By Staff | Nov 17, 2013

MICHAEL SIMESTER is seen here with his disability-adapted John Deere tractor made possible through efforts of Easter Seal of Iowa and the Veterans Administration among partners in the Farmer Veteran Coalition of Iowa. Simester said the tractor and compatible equipment make it possible for him to do many of the necessary farming practices that would otherwise be impossible to do as a result of his disabilities.

MUSCATINE – Michael Simester, 37, a Muscatine native, enlisted in the Army in 1999 and later served in Iraq. He returned to the United States in 2003 and was stationed at Fort Carson, Colo., where he worked as a paralegal with a positive career in the Army lay before him.

Then came a motorcycle accident that left him with severe head, knee and leg injuries. He said it diminished his cognizant and organizational abilities.

“This more or less derailed my intention to be a paralegal where these abilities were necessary,” Simester said. He was also eventually be diagnosed with post-traumatic stress disorder.

Returning to Muscatine in 2006 with his wife, Trish Simester, and children, Nicole, 15, and son, Ryan, 12, Simester said it happened “as if by accident” that he would later become the owner of the family’s Serendipity Farm.

“We’d purchased a house in town, and as a result of my PTSD situation, kept having neighbor issues,” he said.

The two-story house meant mobility issues as well.

“I was, at the same time, discovering I couldn’t just sit and tear out the walls, that I didn’t know how to not work and didn’t want to become insane from boredom,” Simester said.

He added he found – by accident – a 10-acre rural home site.

“This is when I contacted Easter Seals for an assessment of my situation and learned of its Rural Solutions Program serving Iowa farmers with disabilities” Simester said.

He also learned that the Veterans Administration offered grant opportunities for farming equipment.

Simester said his family originally began farming Serendipity Farms in 2010 with chickens in order to have their own eggs.

“Our market farm program has grown considerably since then,” he said. “Today it’s an everything-the-basic-Iowa-farmer-doesn’t-grow farming operation.”

Produce from the farm includes “a few melons” and this year, considerable kohlrabi, broccoli, squashes and gourds, tomatoes and eggs.

The produce is sold fresh from what he describes as “pretty much a cross between your grandmother’s victory garden and the present day garden” and is marketed at local farmers’ markets.

Simester is also enrolled in horticulture classes at Muscatine Community College.

Trish Simester is a medical assistant working on a degree at MCC in nursing.

Simester said he’s grateful for the help of Easter Seals and the VA for making it possible for him to purchase his disability-adapted John Deere tractor, allowing him to start his farming program.

“It basically gave me a new lease on life,” he said. “It had come to the point of being told my military career, something I’d planned on, was over, and not knowing what I was going to do or was able to do, and I was worrying about wanting to support my family.

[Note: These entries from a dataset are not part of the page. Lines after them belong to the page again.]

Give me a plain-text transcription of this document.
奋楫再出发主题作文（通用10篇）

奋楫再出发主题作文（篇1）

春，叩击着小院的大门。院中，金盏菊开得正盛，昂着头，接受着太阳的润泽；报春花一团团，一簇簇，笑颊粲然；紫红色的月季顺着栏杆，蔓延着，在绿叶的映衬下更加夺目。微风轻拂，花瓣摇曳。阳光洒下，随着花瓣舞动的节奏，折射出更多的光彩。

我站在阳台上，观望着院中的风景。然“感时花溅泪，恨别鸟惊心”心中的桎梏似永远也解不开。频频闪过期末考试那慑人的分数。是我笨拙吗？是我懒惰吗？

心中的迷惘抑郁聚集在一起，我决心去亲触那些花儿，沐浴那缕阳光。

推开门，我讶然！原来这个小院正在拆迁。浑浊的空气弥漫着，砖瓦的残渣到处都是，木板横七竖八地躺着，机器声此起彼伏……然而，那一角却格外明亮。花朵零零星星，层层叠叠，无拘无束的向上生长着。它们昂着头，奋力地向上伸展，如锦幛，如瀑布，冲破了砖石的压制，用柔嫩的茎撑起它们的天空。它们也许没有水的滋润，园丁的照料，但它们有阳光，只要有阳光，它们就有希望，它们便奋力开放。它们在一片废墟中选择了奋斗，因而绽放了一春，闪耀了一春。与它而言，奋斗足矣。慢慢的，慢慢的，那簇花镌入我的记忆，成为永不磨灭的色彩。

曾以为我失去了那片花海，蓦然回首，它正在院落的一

“I highly recommend that veterans looking to go into farming or agriculture visit with a member of the Coalition about their respective interests and needs for their future planning,” he said.

“While a paycheck is one thing, there’s something that means much more, the ability for someone to do something they couldn’t do before on their own. It’s the feeling of a little more bit of independence and accomplishment.”